И на этом месте тихоструйного его повестования Никита Андреич закрыл сморщившееся лицо ладонями и, дергая плечами, зарыдал. Обильные слезы потекли сквозь пальцы, скатывались на жесткую обивку кресла. Плакал Никита Андреич бурно и недолго и встал с просветленным, обновленным каким-то лицом, даже испугавшем князя, когда гость принял руки и взглянул на него мокрыми, ясными глазами.    
- Спасибо тебе за науку, Евгеша. Помнить буду. На страду с собой унесу.
- Да что? Никита Андреич, дорогой, вы меня пугаете. Вы сядьте, может, еще можно поправить… –  сам не зная, что «можно поправить» говорил князь.
- Ты не понял?! Я отстрадать хочу, принять крест за грехи прошлые свои, за любовь эту окаянную, мерзостную, что чуть не погубила души моей! – сильно, весомо произнес светло и страшно смотрящий гость.
- Да зачем страдать-то? И так будет с вас… Ведь с вашими средствами… – продолжал увещевать князь, еще не понимая душой, что стоит перед ним человек из другого мира, ушедший за призрачную грань, сам себе прочертивший путь на невидимой карте, и путь этот, уже вполне зримо, приведет его в ледяные, до мая снегами покрытые земли Якутской области. 
- Вы… Что-то я не понимаю, – прошептал он.

Странное чувство захватило в этот миг сердце князя. Вроде сколько видел он кораблей скопческих, и втайне приходили к нему угрюмые просители в парадных сюртуках, белых рубашках, говорили скупо, о деле… Но все они были для Евгения Владиславича немного восковыми, сделанными, из другой, чуждой ему жизни, которую по старой памяти он уважал, но в недра ее заглядывать не стремился. И вот стоял перед ним человек – близко, можно за плечо потрогать, и еще полгода назад были они заодно в большом московском мире, где под полозьями визжал слежавшийся снег, а нынче… 

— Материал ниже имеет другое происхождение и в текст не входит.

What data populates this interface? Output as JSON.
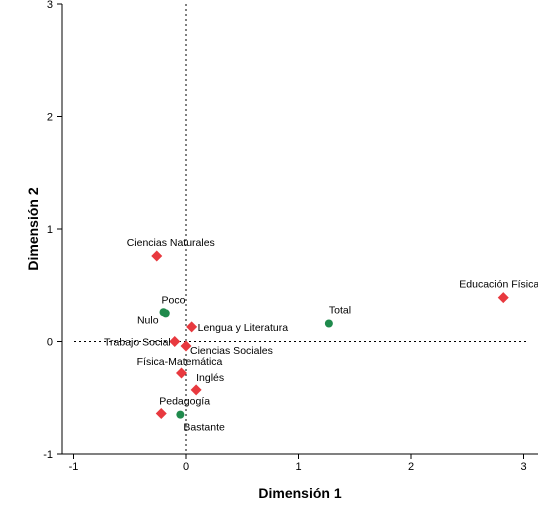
{
  "chart_data": {
    "type": "scatter",
    "xlabel": "Dimensión 1",
    "ylabel": "Dimensión 2",
    "xlim": [
      -1.1,
      3.12
    ],
    "ylim": [
      -1,
      3
    ],
    "xticks": [
      "-1",
      "0",
      "1",
      "2",
      "3"
    ],
    "yticks": [
      "-1",
      "0",
      "1",
      "2",
      "3"
    ],
    "reference_lines": {
      "x": 0,
      "y": 0,
      "style": "dotted"
    },
    "grid": false,
    "legend": "none",
    "series": [
      {
        "marker": "diamond",
        "color": "#e8393f",
        "points": [
          {
            "label": "Ciencias Naturales",
            "x": -0.26,
            "y": 0.76
          },
          {
            "label": "Educación Física",
            "x": 2.82,
            "y": 0.39
          },
          {
            "label": "Lengua y Literatura",
            "x": 0.05,
            "y": 0.13
          },
          {
            "label": "Trabajo Social",
            "x": -0.1,
            "y": 0.0
          },
          {
            "label": "Ciencias Sociales",
            "x": 0.0,
            "y": -0.04
          },
          {
            "label": "Física-Matemática",
            "x": -0.04,
            "y": -0.28
          },
          {
            "label": "Inglés",
            "x": 0.09,
            "y": -0.43
          },
          {
            "label": "Pedagogía",
            "x": -0.22,
            "y": -0.64
          }
        ]
      },
      {
        "marker": "circle",
        "color": "#1f8a4c",
        "points": [
          {
            "label": "Poco",
            "x": -0.2,
            "y": 0.26
          },
          {
            "label": "Nulo",
            "x": -0.18,
            "y": 0.25
          },
          {
            "label": "Total",
            "x": 1.27,
            "y": 0.16
          },
          {
            "label": "Bastante",
            "x": -0.05,
            "y": -0.65
          }
        ]
      }
    ]
  }
}
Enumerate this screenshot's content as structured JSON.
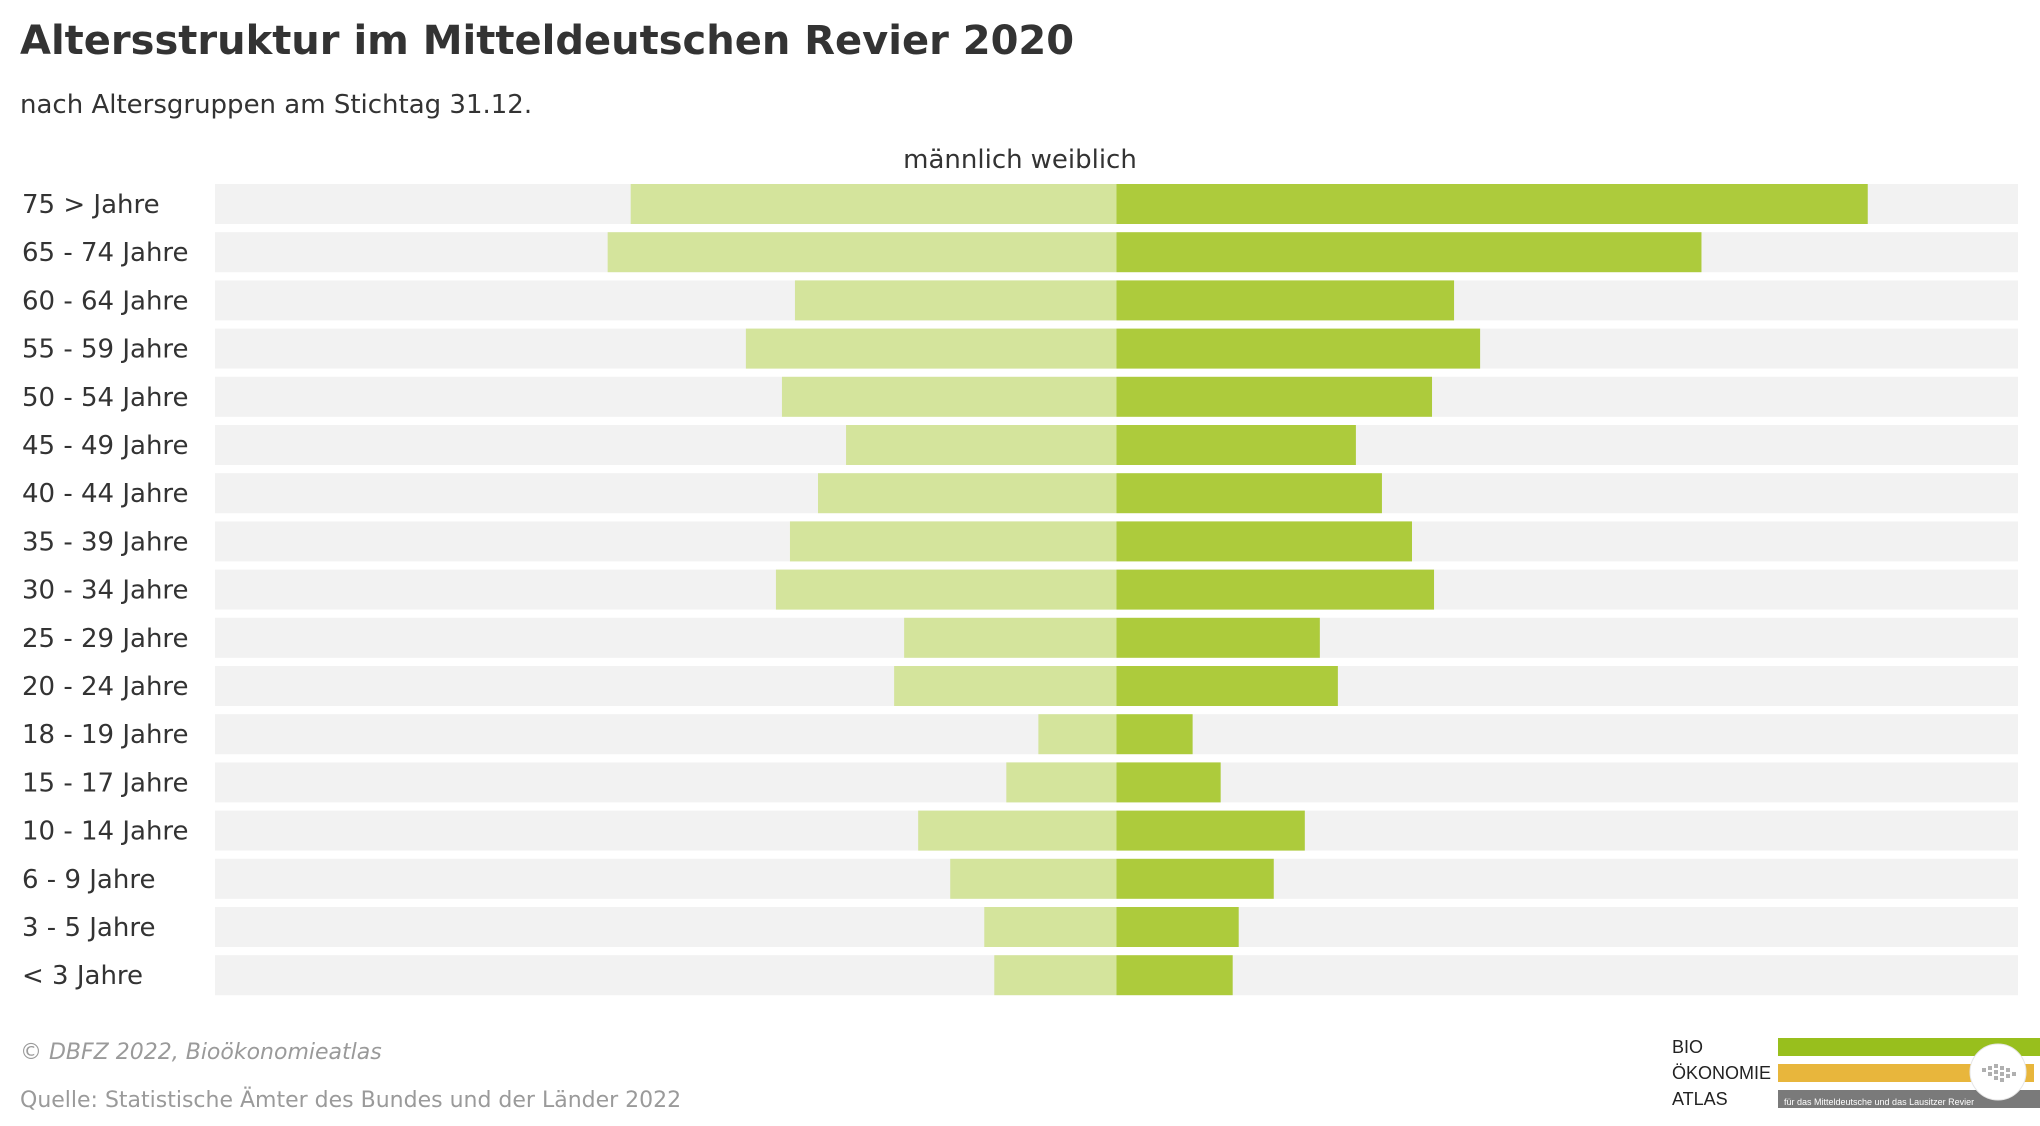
{
  "title": "Altersstruktur im Mitteldeutschen Revier 2020",
  "subtitle": "nach Altersgruppen am Stichtag 31.12.",
  "legend": {
    "male": "männlich",
    "female": "weiblich"
  },
  "colors": {
    "male": "#d4e49c",
    "female": "#adcb3c",
    "track": "#f2f2f2"
  },
  "chart_data": {
    "type": "bar",
    "orientation": "horizontal",
    "layout": "diverging",
    "categories": [
      "75 > Jahre",
      "65 - 74 Jahre",
      "60 - 64 Jahre",
      "55 - 59 Jahre",
      "50 - 54 Jahre",
      "45 - 49 Jahre",
      "40 - 44 Jahre",
      "35 - 39 Jahre",
      "30 - 34 Jahre",
      "25 - 29 Jahre",
      "20 - 24 Jahre",
      "18 - 19 Jahre",
      "15 - 17 Jahre",
      "10 - 14 Jahre",
      "6 - 9 Jahre",
      "3 - 5 Jahre",
      "< 3 Jahre"
    ],
    "series": [
      {
        "name": "männlich",
        "values": [
          485,
          508,
          321,
          370,
          334,
          270,
          298,
          326,
          340,
          212,
          222,
          78,
          110,
          198,
          166,
          132,
          122
        ]
      },
      {
        "name": "weiblich",
        "values": [
          750,
          584,
          337,
          363,
          315,
          239,
          265,
          295,
          317,
          203,
          221,
          76,
          104,
          188,
          157,
          122,
          116
        ]
      }
    ],
    "xlim": [
      -900,
      900
    ],
    "grid": false,
    "legend_position": "top-center"
  },
  "footer": {
    "credit": "© DBFZ 2022, Bioökonomieatlas",
    "source": "Quelle: Statistische Ämter des Bundes und der Länder 2022"
  },
  "logo": {
    "line1": "BIO",
    "line2": "ÖKONOMIE",
    "line3": "ATLAS",
    "tagline": "für das Mitteldeutsche und das Lausitzer Revier",
    "colors": [
      "#98bf1d",
      "#e8b63c",
      "#7a7a7a"
    ]
  }
}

- Вы наверное решились? – только и сказал он наконец.
- И до меня дойдут, раз до братьев добрались, – ответил ему Никита Андреич, чувствуя свою отныне непричастность этому кабинету и дому. Один лишь только человек здесь понимал его, да и тот был мертв, и лицо его на портрете казалось потраченным молью и составленным из ссохшихся волокон. – А батюшка твой, он близок, значит, к нам был? Так, чтоб и телом спасение принять? – еще раз спросил Никита Андреич, но ответа не последовало. 
Тогда он положил на стол еще ночью составленную дарственную, махнул рукою и навсегда вышел из дома Еленских, не простившись с сестрой.